With this example you can:

  • analyze the eNB signal quality with a signal analyzer (e.g. Rohde&Schwarz FSQ). You should see Cell-specific RS, PBCH, PSS, SSS, PDCCH+PDSCH in subframe 5 corresponding to the System Information.
  • connect and OAI UE and open an IPv4 default radio bearer
  • connect a commercial UE and get all the way to receiving the UECapabilityInformation (it will do PRACH, RAR, Msg3, RRCConnectionSetup,RRCConnectionSetupComplete, RRCSecurityModeCommand, RRCSecurityModeFailure, UECapabilityEnquiry, UECapabitilityInformation before the UE eventually drops the connection and tries again. Eventually it will give up completely and bar the cell. This is because it needs the EPC to go any further. Nevertheless, you can derive protocol traces from the logfile that is generate in /dev/rtf62 if you dump it to a file. Ask questions on the mailing list about this if you're interested.
  • See how the process scheduling is done in the MODEM via gtkwave. Ask questions on the mailing list about this if you're interested.
  • Analyze the exchanges between RRC<->S1AP, RRC<->PDCP, PDCP<->S1 using the ITTIAnalyzer (If compiled with ITTI_ENABLED).

An eNB example for Normal Linux + ExpressMIMO2

sudo ./lte-softmodem -d -O../../PROJECTS/GENERIC-LTE-EPC/CONF/enb.band7.exmimo2.conf -V

Note that this is run with a sudo (so the user must be identified in the /etc/sudoers file)

You may also need to configure the "enb.band7.exmimo2.conf" file

An eNB example for Normal Linux + USRP B210

sudo ./lte-softmodem -d -O../../PROJECTS/GENERIC-LTE-EPC/CONF/enb.band7.usrpb210.conf -V

When you run this you might want to redirect the output to a file.
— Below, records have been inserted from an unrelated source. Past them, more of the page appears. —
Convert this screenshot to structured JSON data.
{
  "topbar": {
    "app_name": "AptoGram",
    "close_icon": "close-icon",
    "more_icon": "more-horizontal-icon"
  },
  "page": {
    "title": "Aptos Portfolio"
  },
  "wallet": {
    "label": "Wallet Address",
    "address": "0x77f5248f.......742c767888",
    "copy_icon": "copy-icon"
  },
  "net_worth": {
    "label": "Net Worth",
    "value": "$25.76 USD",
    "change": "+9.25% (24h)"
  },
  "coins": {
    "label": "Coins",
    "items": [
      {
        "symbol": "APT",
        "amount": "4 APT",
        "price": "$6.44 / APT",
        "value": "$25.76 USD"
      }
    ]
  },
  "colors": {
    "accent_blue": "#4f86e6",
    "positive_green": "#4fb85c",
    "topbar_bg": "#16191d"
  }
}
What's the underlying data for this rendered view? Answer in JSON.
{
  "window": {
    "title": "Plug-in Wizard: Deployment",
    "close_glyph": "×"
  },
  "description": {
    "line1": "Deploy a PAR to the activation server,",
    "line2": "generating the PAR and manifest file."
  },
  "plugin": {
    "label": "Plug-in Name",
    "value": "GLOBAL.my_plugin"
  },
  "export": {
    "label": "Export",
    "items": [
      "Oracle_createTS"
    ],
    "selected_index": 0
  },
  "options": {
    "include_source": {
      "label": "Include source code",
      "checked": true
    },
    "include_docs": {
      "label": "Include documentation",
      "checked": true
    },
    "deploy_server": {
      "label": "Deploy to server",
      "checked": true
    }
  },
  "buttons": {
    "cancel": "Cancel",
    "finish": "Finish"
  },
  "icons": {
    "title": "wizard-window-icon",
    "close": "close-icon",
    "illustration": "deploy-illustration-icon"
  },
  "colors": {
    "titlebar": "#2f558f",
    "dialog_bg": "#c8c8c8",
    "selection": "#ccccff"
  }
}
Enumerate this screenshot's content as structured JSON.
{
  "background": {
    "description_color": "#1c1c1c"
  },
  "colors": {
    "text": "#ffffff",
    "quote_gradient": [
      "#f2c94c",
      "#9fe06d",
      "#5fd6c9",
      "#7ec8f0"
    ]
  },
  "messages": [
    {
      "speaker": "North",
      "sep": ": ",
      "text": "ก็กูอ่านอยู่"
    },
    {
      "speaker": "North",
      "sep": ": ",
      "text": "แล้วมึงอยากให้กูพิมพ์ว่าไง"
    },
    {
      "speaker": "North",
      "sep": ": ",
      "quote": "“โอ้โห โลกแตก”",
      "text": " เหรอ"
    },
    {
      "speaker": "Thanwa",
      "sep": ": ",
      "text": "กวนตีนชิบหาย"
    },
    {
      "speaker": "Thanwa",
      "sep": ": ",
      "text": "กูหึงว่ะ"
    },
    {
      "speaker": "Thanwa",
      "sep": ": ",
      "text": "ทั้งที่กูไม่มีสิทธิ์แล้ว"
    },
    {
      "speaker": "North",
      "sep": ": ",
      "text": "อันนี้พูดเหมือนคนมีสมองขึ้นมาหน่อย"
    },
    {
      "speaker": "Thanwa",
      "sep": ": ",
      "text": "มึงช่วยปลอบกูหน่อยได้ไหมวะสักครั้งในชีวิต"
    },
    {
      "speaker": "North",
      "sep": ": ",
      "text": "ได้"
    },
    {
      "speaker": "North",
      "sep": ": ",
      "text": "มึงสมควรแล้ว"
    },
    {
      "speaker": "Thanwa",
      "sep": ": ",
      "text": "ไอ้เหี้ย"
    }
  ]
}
Normally you should see that the B210 has been identified at the beginning.

You may also need to configure the "enb.band7.usrpb210.conf" file

An eNB example for Normal Linux + ExpressMIMO2 + EPC

To run OpenAirInterface with a third-party EPC or openair-CN the MME IP addresses for S1AP and GTPu must be included in the .conf file that's used to run the eNB. The code must also be compiled with ENABLE_ITTI=1 to make use of the S1AP/GTPu interfaces for communication with the EPC.

Once the EPC is set up properly, the lte-softmodem should be run according to the target as described above.

sleeptest, synctest, and emos-raw (note: these are for RTAI only, skip for normal Linux)

sleeptest will test your RTAI setup. It is a little bit like the latency test, but more targeted to our needs. It does not require the ExpressMIMO card. Compile it using

  • make sleeptest
An run it using
  • rtai-load sleeptest
You should see an output similar to the RTAI latency test that shows the measured sleep times (min/max/avg). The avg should be around the requested time of 0.5ms. The last number in each line (ratio of demanded and measured time) should be very close to one.

synctest is very similar to sleeptest, but it now uses the ExpressMIMO card to measure the synchronization accuracy. Compile it using

  • make synctest
An run it using
  • rtai-load synctest
There is no periodic output on the screen, but you should not see any error messages.

emos-raw is a program that allows to record signals in real-time. It can also be used to test the setup. Compile it using

  • make emos-raw XFORMS=1
An run it using
  • rtai-load emos-raw
You should see a scope that shows the signals in real-time. If you want to change the frequency, antennas, or bandwidth configuration, you will have to do that directly in the file emos-raw.c You can also record the data to a file if you compile it with the option EMOS=1. More details in EurecomMimoOpenairSounder.